Regulation of miR-27a expression by Runx1 during megakaryocytic differentiation. (A) qRT-PCR analysis of miR-27a levels in K562 cells untreated or treated with TPA (30 nM, 96 h). miR-16 served as an endogenous control. (B) Conserved regions of the ≈0.5 kb genomic element (denoted by the “YourSeq” black rectangle) identified by an anti-Runx1-ChIP-Seq of CMK cells. This putative regulatory element is located on chr19: 13,818,269–13,818,800 of the March 2006 Human Genome Assembly [http://genome.ucsc.edu/ (56)], ≈10 kb upstream of the miR-27a locus. (C) DNA sequence of the ≈0.5 kb genomic element (denoted by the “YourSeq” black rectangle in B).
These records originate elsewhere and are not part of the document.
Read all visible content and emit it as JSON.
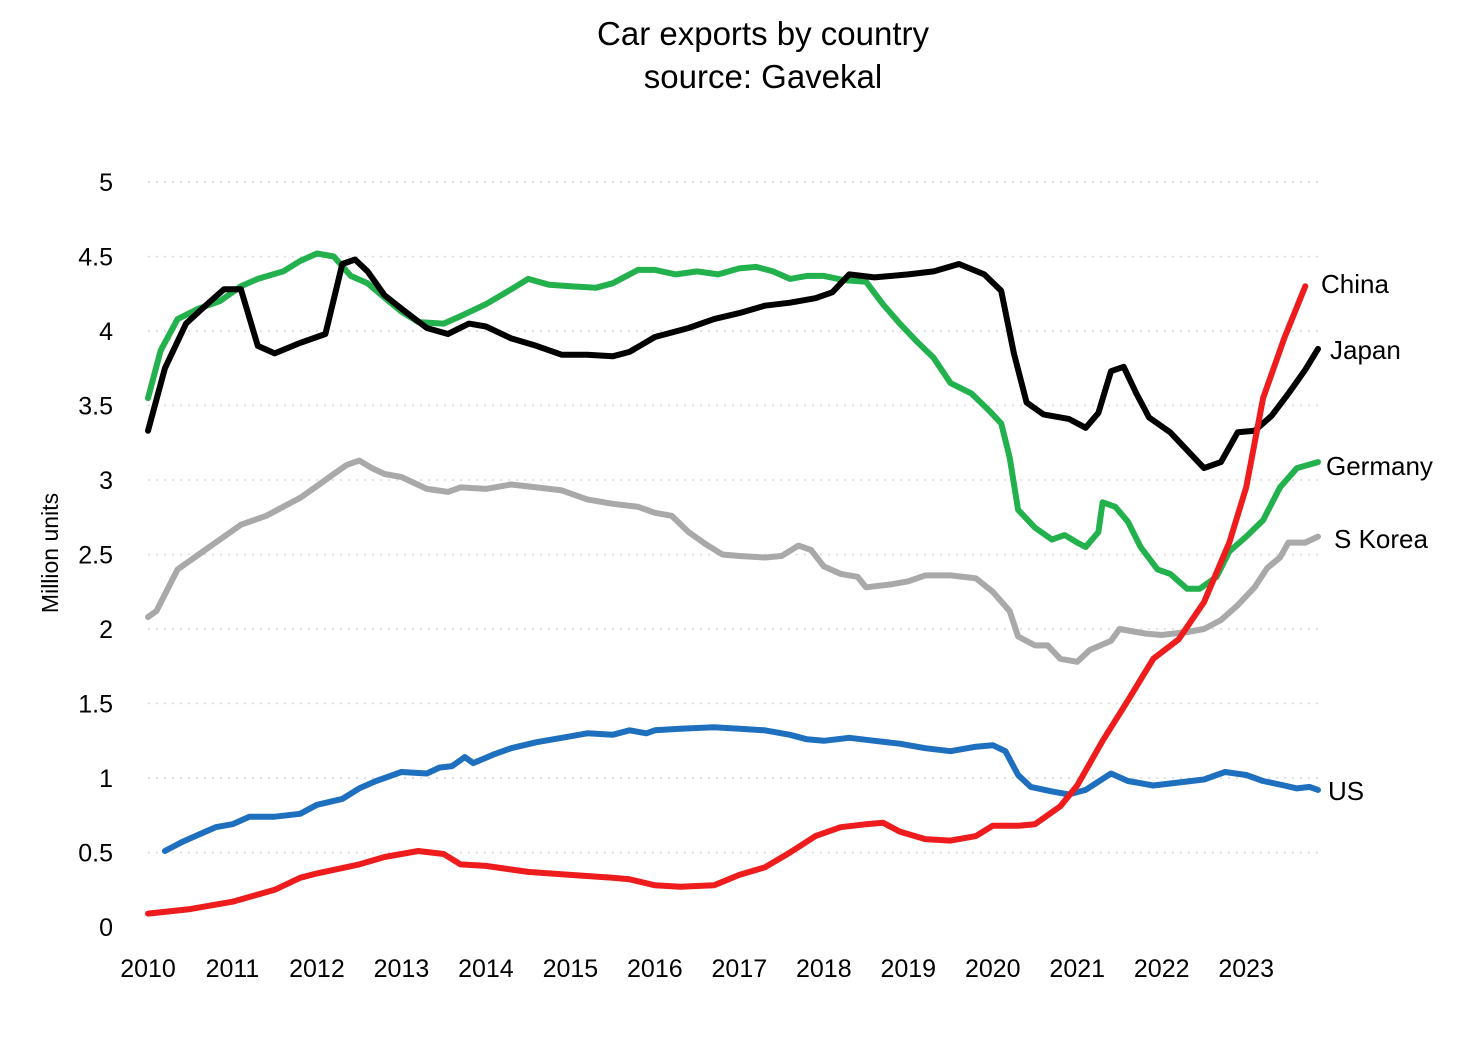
{
  "chart_data": {
    "type": "line",
    "title": "Car exports by country",
    "subtitle": "source: Gavekal",
    "xlabel": "",
    "ylabel": "Million units",
    "xlim": [
      2010,
      2023.85
    ],
    "ylim": [
      0,
      5
    ],
    "grid": true,
    "legend": "none (series labels at line ends)",
    "x_ticks": [
      "2010",
      "2011",
      "2012",
      "2013",
      "2014",
      "2015",
      "2016",
      "2017",
      "2018",
      "2019",
      "2020",
      "2021",
      "2022",
      "2023"
    ],
    "y_ticks": [
      "0",
      "0.5",
      "1",
      "1.5",
      "2",
      "2.5",
      "3",
      "3.5",
      "4",
      "4.5",
      "5"
    ],
    "series": [
      {
        "name": "China",
        "color": "#ee1c1c",
        "points": [
          [
            2010.0,
            0.09
          ],
          [
            2010.5,
            0.12
          ],
          [
            2011.0,
            0.17
          ],
          [
            2011.5,
            0.25
          ],
          [
            2011.8,
            0.33
          ],
          [
            2012.0,
            0.36
          ],
          [
            2012.5,
            0.42
          ],
          [
            2012.8,
            0.47
          ],
          [
            2013.2,
            0.51
          ],
          [
            2013.5,
            0.49
          ],
          [
            2013.7,
            0.42
          ],
          [
            2014.0,
            0.41
          ],
          [
            2014.5,
            0.37
          ],
          [
            2015.0,
            0.35
          ],
          [
            2015.5,
            0.33
          ],
          [
            2015.7,
            0.32
          ],
          [
            2016.0,
            0.28
          ],
          [
            2016.3,
            0.27
          ],
          [
            2016.7,
            0.28
          ],
          [
            2017.0,
            0.35
          ],
          [
            2017.3,
            0.4
          ],
          [
            2017.6,
            0.5
          ],
          [
            2017.9,
            0.61
          ],
          [
            2018.2,
            0.67
          ],
          [
            2018.5,
            0.69
          ],
          [
            2018.7,
            0.7
          ],
          [
            2018.9,
            0.64
          ],
          [
            2019.2,
            0.59
          ],
          [
            2019.5,
            0.58
          ],
          [
            2019.8,
            0.61
          ],
          [
            2020.0,
            0.68
          ],
          [
            2020.3,
            0.68
          ],
          [
            2020.5,
            0.69
          ],
          [
            2020.8,
            0.81
          ],
          [
            2021.0,
            0.95
          ],
          [
            2021.3,
            1.25
          ],
          [
            2021.6,
            1.52
          ],
          [
            2021.9,
            1.8
          ],
          [
            2022.2,
            1.93
          ],
          [
            2022.5,
            2.18
          ],
          [
            2022.8,
            2.58
          ],
          [
            2023.0,
            2.95
          ],
          [
            2023.2,
            3.55
          ],
          [
            2023.45,
            3.95
          ],
          [
            2023.7,
            4.3
          ]
        ]
      },
      {
        "name": "Japan",
        "color": "#000000",
        "points": [
          [
            2010.0,
            3.33
          ],
          [
            2010.2,
            3.75
          ],
          [
            2010.45,
            4.05
          ],
          [
            2010.7,
            4.18
          ],
          [
            2010.9,
            4.28
          ],
          [
            2011.1,
            4.28
          ],
          [
            2011.3,
            3.9
          ],
          [
            2011.5,
            3.85
          ],
          [
            2011.8,
            3.92
          ],
          [
            2012.1,
            3.98
          ],
          [
            2012.3,
            4.45
          ],
          [
            2012.45,
            4.48
          ],
          [
            2012.6,
            4.4
          ],
          [
            2012.8,
            4.24
          ],
          [
            2013.0,
            4.15
          ],
          [
            2013.3,
            4.02
          ],
          [
            2013.55,
            3.98
          ],
          [
            2013.8,
            4.05
          ],
          [
            2014.0,
            4.03
          ],
          [
            2014.3,
            3.95
          ],
          [
            2014.6,
            3.9
          ],
          [
            2014.9,
            3.84
          ],
          [
            2015.2,
            3.84
          ],
          [
            2015.5,
            3.83
          ],
          [
            2015.7,
            3.86
          ],
          [
            2016.0,
            3.96
          ],
          [
            2016.4,
            4.02
          ],
          [
            2016.7,
            4.08
          ],
          [
            2017.0,
            4.12
          ],
          [
            2017.3,
            4.17
          ],
          [
            2017.6,
            4.19
          ],
          [
            2017.9,
            4.22
          ],
          [
            2018.1,
            4.26
          ],
          [
            2018.3,
            4.38
          ],
          [
            2018.6,
            4.36
          ],
          [
            2019.0,
            4.38
          ],
          [
            2019.3,
            4.4
          ],
          [
            2019.6,
            4.45
          ],
          [
            2019.9,
            4.38
          ],
          [
            2020.1,
            4.27
          ],
          [
            2020.25,
            3.85
          ],
          [
            2020.4,
            3.52
          ],
          [
            2020.6,
            3.44
          ],
          [
            2020.9,
            3.41
          ],
          [
            2021.1,
            3.35
          ],
          [
            2021.25,
            3.45
          ],
          [
            2021.4,
            3.73
          ],
          [
            2021.55,
            3.76
          ],
          [
            2021.7,
            3.58
          ],
          [
            2021.85,
            3.42
          ],
          [
            2022.1,
            3.32
          ],
          [
            2022.3,
            3.2
          ],
          [
            2022.5,
            3.08
          ],
          [
            2022.7,
            3.12
          ],
          [
            2022.9,
            3.32
          ],
          [
            2023.1,
            3.33
          ],
          [
            2023.3,
            3.43
          ],
          [
            2023.5,
            3.58
          ],
          [
            2023.7,
            3.74
          ],
          [
            2023.85,
            3.88
          ]
        ]
      },
      {
        "name": "Germany",
        "color": "#23b14d",
        "points": [
          [
            2010.0,
            3.55
          ],
          [
            2010.15,
            3.87
          ],
          [
            2010.35,
            4.08
          ],
          [
            2010.6,
            4.15
          ],
          [
            2010.85,
            4.2
          ],
          [
            2011.1,
            4.3
          ],
          [
            2011.3,
            4.35
          ],
          [
            2011.6,
            4.4
          ],
          [
            2011.8,
            4.47
          ],
          [
            2012.0,
            4.52
          ],
          [
            2012.2,
            4.5
          ],
          [
            2012.4,
            4.37
          ],
          [
            2012.6,
            4.32
          ],
          [
            2012.85,
            4.2
          ],
          [
            2013.0,
            4.13
          ],
          [
            2013.2,
            4.06
          ],
          [
            2013.5,
            4.05
          ],
          [
            2013.7,
            4.1
          ],
          [
            2014.0,
            4.18
          ],
          [
            2014.3,
            4.28
          ],
          [
            2014.5,
            4.35
          ],
          [
            2014.75,
            4.31
          ],
          [
            2015.0,
            4.3
          ],
          [
            2015.3,
            4.29
          ],
          [
            2015.5,
            4.32
          ],
          [
            2015.8,
            4.41
          ],
          [
            2016.0,
            4.41
          ],
          [
            2016.25,
            4.38
          ],
          [
            2016.5,
            4.4
          ],
          [
            2016.75,
            4.38
          ],
          [
            2017.0,
            4.42
          ],
          [
            2017.2,
            4.43
          ],
          [
            2017.4,
            4.4
          ],
          [
            2017.6,
            4.35
          ],
          [
            2017.8,
            4.37
          ],
          [
            2018.0,
            4.37
          ],
          [
            2018.25,
            4.34
          ],
          [
            2018.5,
            4.33
          ],
          [
            2018.7,
            4.18
          ],
          [
            2018.9,
            4.05
          ],
          [
            2019.1,
            3.93
          ],
          [
            2019.3,
            3.82
          ],
          [
            2019.5,
            3.65
          ],
          [
            2019.75,
            3.58
          ],
          [
            2019.95,
            3.47
          ],
          [
            2020.1,
            3.38
          ],
          [
            2020.2,
            3.15
          ],
          [
            2020.3,
            2.8
          ],
          [
            2020.5,
            2.68
          ],
          [
            2020.7,
            2.6
          ],
          [
            2020.85,
            2.63
          ],
          [
            2021.0,
            2.58
          ],
          [
            2021.1,
            2.55
          ],
          [
            2021.25,
            2.65
          ],
          [
            2021.3,
            2.85
          ],
          [
            2021.45,
            2.82
          ],
          [
            2021.6,
            2.72
          ],
          [
            2021.75,
            2.55
          ],
          [
            2021.95,
            2.4
          ],
          [
            2022.1,
            2.37
          ],
          [
            2022.3,
            2.27
          ],
          [
            2022.45,
            2.27
          ],
          [
            2022.65,
            2.35
          ],
          [
            2022.8,
            2.52
          ],
          [
            2023.0,
            2.62
          ],
          [
            2023.2,
            2.73
          ],
          [
            2023.4,
            2.95
          ],
          [
            2023.6,
            3.08
          ],
          [
            2023.85,
            3.12
          ]
        ]
      },
      {
        "name": "S Korea",
        "color": "#a9a9a9",
        "points": [
          [
            2010.0,
            2.08
          ],
          [
            2010.1,
            2.12
          ],
          [
            2010.35,
            2.4
          ],
          [
            2010.6,
            2.5
          ],
          [
            2010.8,
            2.58
          ],
          [
            2011.0,
            2.66
          ],
          [
            2011.1,
            2.7
          ],
          [
            2011.4,
            2.76
          ],
          [
            2011.6,
            2.82
          ],
          [
            2011.8,
            2.88
          ],
          [
            2012.0,
            2.96
          ],
          [
            2012.2,
            3.04
          ],
          [
            2012.35,
            3.1
          ],
          [
            2012.5,
            3.13
          ],
          [
            2012.65,
            3.08
          ],
          [
            2012.8,
            3.04
          ],
          [
            2013.0,
            3.02
          ],
          [
            2013.3,
            2.94
          ],
          [
            2013.55,
            2.92
          ],
          [
            2013.7,
            2.95
          ],
          [
            2014.0,
            2.94
          ],
          [
            2014.3,
            2.97
          ],
          [
            2014.6,
            2.95
          ],
          [
            2014.9,
            2.93
          ],
          [
            2015.2,
            2.87
          ],
          [
            2015.5,
            2.84
          ],
          [
            2015.8,
            2.82
          ],
          [
            2016.0,
            2.78
          ],
          [
            2016.2,
            2.76
          ],
          [
            2016.4,
            2.65
          ],
          [
            2016.6,
            2.57
          ],
          [
            2016.8,
            2.5
          ],
          [
            2017.0,
            2.49
          ],
          [
            2017.3,
            2.48
          ],
          [
            2017.5,
            2.49
          ],
          [
            2017.7,
            2.56
          ],
          [
            2017.85,
            2.53
          ],
          [
            2018.0,
            2.42
          ],
          [
            2018.2,
            2.37
          ],
          [
            2018.4,
            2.35
          ],
          [
            2018.5,
            2.28
          ],
          [
            2018.8,
            2.3
          ],
          [
            2019.0,
            2.32
          ],
          [
            2019.2,
            2.36
          ],
          [
            2019.5,
            2.36
          ],
          [
            2019.8,
            2.34
          ],
          [
            2020.0,
            2.25
          ],
          [
            2020.2,
            2.12
          ],
          [
            2020.3,
            1.95
          ],
          [
            2020.5,
            1.89
          ],
          [
            2020.65,
            1.89
          ],
          [
            2020.8,
            1.8
          ],
          [
            2021.0,
            1.78
          ],
          [
            2021.15,
            1.86
          ],
          [
            2021.4,
            1.92
          ],
          [
            2021.5,
            2.0
          ],
          [
            2021.8,
            1.97
          ],
          [
            2022.0,
            1.96
          ],
          [
            2022.3,
            1.98
          ],
          [
            2022.5,
            2.0
          ],
          [
            2022.7,
            2.06
          ],
          [
            2022.9,
            2.16
          ],
          [
            2023.1,
            2.28
          ],
          [
            2023.25,
            2.41
          ],
          [
            2023.4,
            2.48
          ],
          [
            2023.5,
            2.58
          ],
          [
            2023.7,
            2.58
          ],
          [
            2023.85,
            2.62
          ]
        ]
      },
      {
        "name": "US",
        "color": "#1f6fbf",
        "points": [
          [
            2010.2,
            0.51
          ],
          [
            2010.4,
            0.57
          ],
          [
            2010.6,
            0.62
          ],
          [
            2010.8,
            0.67
          ],
          [
            2011.0,
            0.69
          ],
          [
            2011.2,
            0.74
          ],
          [
            2011.5,
            0.74
          ],
          [
            2011.8,
            0.76
          ],
          [
            2012.0,
            0.82
          ],
          [
            2012.3,
            0.86
          ],
          [
            2012.5,
            0.93
          ],
          [
            2012.7,
            0.98
          ],
          [
            2013.0,
            1.04
          ],
          [
            2013.3,
            1.03
          ],
          [
            2013.45,
            1.07
          ],
          [
            2013.6,
            1.08
          ],
          [
            2013.75,
            1.14
          ],
          [
            2013.85,
            1.1
          ],
          [
            2014.1,
            1.16
          ],
          [
            2014.3,
            1.2
          ],
          [
            2014.6,
            1.24
          ],
          [
            2014.9,
            1.27
          ],
          [
            2015.2,
            1.3
          ],
          [
            2015.5,
            1.29
          ],
          [
            2015.7,
            1.32
          ],
          [
            2015.9,
            1.3
          ],
          [
            2016.0,
            1.32
          ],
          [
            2016.3,
            1.33
          ],
          [
            2016.7,
            1.34
          ],
          [
            2017.0,
            1.33
          ],
          [
            2017.3,
            1.32
          ],
          [
            2017.6,
            1.29
          ],
          [
            2017.8,
            1.26
          ],
          [
            2018.0,
            1.25
          ],
          [
            2018.3,
            1.27
          ],
          [
            2018.6,
            1.25
          ],
          [
            2018.9,
            1.23
          ],
          [
            2019.2,
            1.2
          ],
          [
            2019.5,
            1.18
          ],
          [
            2019.8,
            1.21
          ],
          [
            2020.0,
            1.22
          ],
          [
            2020.15,
            1.18
          ],
          [
            2020.3,
            1.02
          ],
          [
            2020.45,
            0.94
          ],
          [
            2020.7,
            0.91
          ],
          [
            2020.9,
            0.89
          ],
          [
            2021.1,
            0.92
          ],
          [
            2021.4,
            1.03
          ],
          [
            2021.6,
            0.98
          ],
          [
            2021.9,
            0.95
          ],
          [
            2022.2,
            0.97
          ],
          [
            2022.5,
            0.99
          ],
          [
            2022.75,
            1.04
          ],
          [
            2023.0,
            1.02
          ],
          [
            2023.2,
            0.98
          ],
          [
            2023.45,
            0.95
          ],
          [
            2023.6,
            0.93
          ],
          [
            2023.75,
            0.94
          ],
          [
            2023.85,
            0.92
          ]
        ]
      }
    ]
  }
}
RUNX binding sites (shown in red) are located at nucleotide positions 238 and 361. The proximal Runx site is conserved down to Opossum. (D) ChIP-PCR assay demonstrates TPA-induced binding of Runx1 to miR-27a regulatory element. ChIP was performed on K562 cells incubated with or without TPA (30 nM, 8 h). Primers used for PCR (italicized and underlined by arrows in C) spanned the more proximal RUNX binding site on DNA derived from ChIP before (input) and after IP with the Runx1 antibody (Runx1) or with control non-immune serum (NIS). PCR of CD19 promoter region lacking RUNX binding sites served as an internal negative control.